In BNN’s quarterly C-Suite Survey, conducted by KPMG, 92 per cent of the 157 executives polled from Feb. 27 to March 24 said they expected their firm to post either strong or moderate growth over the next year. And 88 per cent expect Canadian economic growth over the next 12 months -- the strongest vote of confidence since October 2014.
Executives in the services sector cited changes to U.S. corporate and personal tax rates, deregulation and reduction of government bureaucracy and Trump’s pro-business stance as the largest sources of optimism. In contrast, changes to the U.S. tax code encouraged only seven per cent of respondents from the resource sector, who are much more encouraged by the U.S. president’s support for pipelines and the subsequent expectations for stronger commodity prices, along with investments in infrastructure.
Despite their optimism Trump’s policies will be pro-business, Canadian executives are taking an ambivalent view of the newly-minted president. Only nine per cent of respondents expressed a positive view of Trump, despite seven of every 10 believing their business will benefit from his policies and direction. Executives are taking a particularly dim view of Trump’s trade policy, with 62 per cent saying he’s done a poor job thus far.
Of particular concern on the trade front is the specter of restrictive trade policies, including the renegotiation of the North American Free Trade Agreement and a possible border adjustment tax.

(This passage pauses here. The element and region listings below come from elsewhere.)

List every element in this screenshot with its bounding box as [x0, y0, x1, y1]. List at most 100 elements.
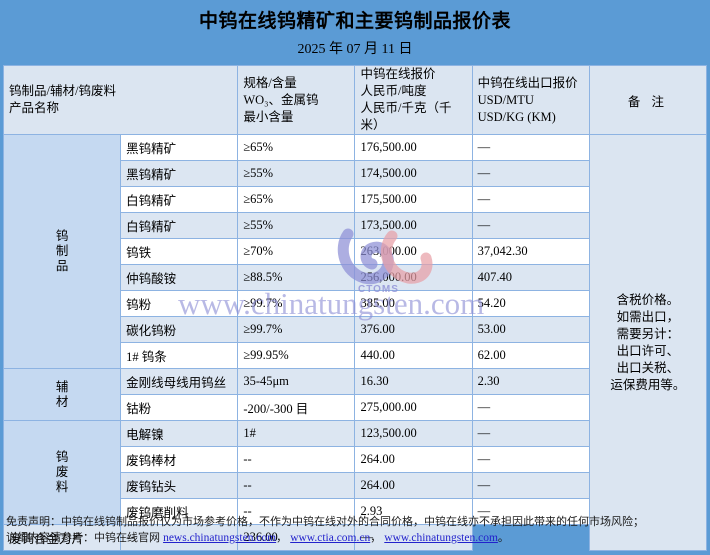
header-spec: 规格/含量 WO₃、金属钨 最小含量	[237, 65, 356, 135]
product-name-cell: 金刚线母线用钨丝	[120, 368, 239, 395]
table-row: 钨粉 ≥99.7% 385.00 54.20	[4, 290, 707, 317]
category-cell: 辅材	[2, 368, 122, 421]
table-row: 废钨钻头 -- 264.00—	[4, 472, 707, 499]
disclaimer-line-2: 详细内容请参考：中钨在线官网 news.chinatungsten.com ， w…	[6, 530, 706, 546]
disclaimer-line-2-prefix: 详细内容请参考：中钨在线官网	[6, 532, 164, 544]
product-name-cell: 钴粉	[120, 394, 239, 421]
category-char: 料	[55, 480, 69, 494]
export-price-cell: 407.40	[471, 264, 590, 291]
category-cell: 钨废料	[2, 420, 122, 525]
product-name-cell: 废钨磨削料	[120, 498, 239, 525]
export-price-cell: —	[471, 446, 590, 473]
spec-cell: ≥55%	[237, 160, 356, 187]
price-cell: 256,000.00	[354, 264, 473, 291]
price-cell: 2.93	[354, 498, 473, 525]
spec-cell: ≥99.7%	[237, 316, 356, 343]
table-row: 废钨棒材 -- 264.00—	[4, 446, 707, 473]
header-price: 中钨在线报价 人民币/吨度 人民币/千克（千米）	[354, 65, 473, 135]
spec-cell: 1#	[237, 420, 356, 447]
spec-cell: ≥55%	[237, 212, 356, 239]
spec-cell: --	[120, 524, 239, 551]
table-row: 1# 钨条 ≥99.95% 440.00 62.00	[4, 342, 707, 369]
header-export-price: 中钨在线出口报价 USD/MTU USD/KG (KM)	[471, 65, 590, 135]
footer-link[interactable]: www.chinatungsten.com	[384, 532, 498, 544]
category-cell: 钨制品	[2, 134, 122, 369]
spec-cell: ≥65%	[237, 134, 356, 161]
product-name-cell: 黑钨精矿	[120, 134, 239, 161]
footer-links: news.chinatungsten.com， www.ctia.com.cn，…	[163, 532, 509, 544]
table-row: 碳化钨粉 ≥99.7% 376.00 53.00	[4, 316, 707, 343]
remark-line: 需要另计：	[616, 326, 680, 341]
category-char: 材	[55, 394, 69, 409]
spec-cell: ≥70%	[237, 238, 356, 265]
export-price-cell: —	[471, 394, 590, 421]
price-cell: 176,500.00	[354, 134, 473, 161]
product-name-cell: 仲钨酸铵	[120, 264, 239, 291]
spec-cell: ≥65%	[237, 186, 356, 213]
disclaimer-footer: 免责声明：中钨在线钨制品报价仅为市场参考价格，不作为中钨在线对外的合同价格，中钨…	[0, 512, 710, 546]
product-name-cell: 废钨棒材	[120, 446, 239, 473]
price-cell: 264.00	[354, 446, 473, 473]
price-cell: 16.30	[354, 368, 473, 395]
category-char: 废	[55, 465, 69, 479]
price-table: 钨制品/辅材/钨废料 产品名称 规格/含量 WO₃、金属钨 最小含量 中钨在线报…	[2, 65, 708, 551]
spec-cell: ≥99.7%	[237, 290, 356, 317]
spec-cell: --	[237, 446, 356, 473]
table-row: 黑钨精矿 ≥55% 174,500.00—	[4, 160, 707, 187]
product-name-cell: 1# 钨条	[120, 342, 239, 369]
spec-cell: --	[237, 472, 356, 499]
price-cell: 275,000.00	[354, 394, 473, 421]
link-separator: ，	[370, 532, 385, 544]
table-header: 钨制品/辅材/钨废料 产品名称 规格/含量 WO₃、金属钨 最小含量 中钨在线报…	[2, 65, 708, 135]
export-price-cell: 37,042.30	[471, 238, 590, 265]
category-char: 辅	[55, 379, 69, 394]
footer-link[interactable]: www.ctia.com.cn	[290, 532, 371, 544]
table-row: 废钨合金刀片 -- 236.00—	[2, 524, 707, 551]
price-cell: 263,000.00	[354, 238, 473, 265]
product-name-cell: 碳化钨粉	[120, 316, 239, 343]
table-body: 钨制品黑钨精矿 ≥65% 176,500.00— 含税价格。 如需出口， 需要另计： 出口许…	[2, 134, 708, 551]
export-price-cell: 2.30	[471, 368, 590, 395]
product-name-cell: 白钨精矿	[120, 186, 239, 213]
table-row: 仲钨酸铵 ≥88.5% 256,000.00 407.40	[4, 264, 707, 291]
remark-line: 含税价格。	[616, 292, 680, 307]
category-char: 钨	[55, 229, 69, 243]
header-remark: 备 注	[588, 65, 708, 135]
price-cell: 385.00	[354, 290, 473, 317]
spec-cell: 35-45μm	[237, 368, 356, 395]
product-name-cell: 白钨精矿	[120, 212, 239, 239]
product-name-cell: 废钨钻头	[120, 472, 239, 499]
remark-line: 出口关税、	[616, 360, 680, 375]
price-cell: 440.00	[354, 342, 473, 369]
product-name-cell: 钨铁	[120, 238, 239, 265]
disclaimer-line-1: 免责声明：中钨在线钨制品报价仅为市场参考价格，不作为中钨在线对外的合同价格，中钨…	[6, 516, 644, 528]
price-cell: 174,500.00	[354, 160, 473, 187]
price-cell: 264.00	[354, 472, 473, 499]
table-row: 钨制品黑钨精矿 ≥65% 176,500.00— 含税价格。 如需出口， 需要另计： 出口许…	[2, 134, 708, 551]
remark-line: 如需出口，	[616, 309, 680, 324]
category-char: 钨	[55, 450, 69, 464]
footer-link[interactable]: news.chinatungsten.com	[163, 532, 277, 544]
table-row: 辅材金刚线母线用钨丝 35-45μm 16.30 2.30	[2, 368, 707, 421]
report-date: 2025 年 07 月 11 日	[297, 42, 413, 57]
price-cell: 173,500.00	[354, 212, 473, 239]
remark-line: 运保费用等。	[610, 377, 686, 392]
export-price-cell: —	[471, 498, 590, 525]
link-separator: 。	[497, 532, 509, 544]
export-price-cell: 53.00	[471, 316, 590, 343]
export-price-cell: —	[471, 472, 590, 499]
category-char: 品	[55, 259, 69, 273]
header-row: 钨制品/辅材/钨废料 产品名称 规格/含量 WO₃、金属钨 最小含量 中钨在线报…	[2, 65, 708, 135]
spec-cell: ≥88.5%	[237, 264, 356, 291]
category-char: 制	[55, 244, 69, 258]
product-name-cell: 黑钨精矿	[120, 160, 239, 187]
export-price-cell: 62.00	[471, 342, 590, 369]
export-price-cell: 54.20	[471, 290, 590, 317]
product-name-cell: 电解镍	[120, 420, 239, 447]
export-price-cell: —	[354, 524, 473, 551]
export-price-cell: —	[471, 186, 590, 213]
export-price-cell: —	[471, 160, 590, 187]
remark-cell: 含税价格。 如需出口， 需要另计： 出口许可、 出口关税、 运保费用等。	[588, 134, 708, 551]
price-cell: 123,500.00	[354, 420, 473, 447]
table-row: 白钨精矿 ≥65% 175,500.00—	[4, 186, 707, 213]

Nearly four of every 10 executives in the services sector cite NAFTA renegotiations as the biggest threat to their business, while the BAT is top of mind for the resources sector.
However, the C-Suite is urging Prime Minister Justin Trudeau to avoid poking the bear: only 35 per cent of respondents say Parliament Hill should speak out against the president when he violates values important to Canada.
Indeed, Trump’s ascension to the White House is prompting executives to call for Canada to take some of its eggs out of the American basket, with more than one-half of respondents saying Canada should prioritize new trade agreements in the Asia-Pacific region at least as much as U.S. trade talks.
But many believe they may not have to deal with him for long: 30 per cent say it’s unlikely Trump fulfills his term.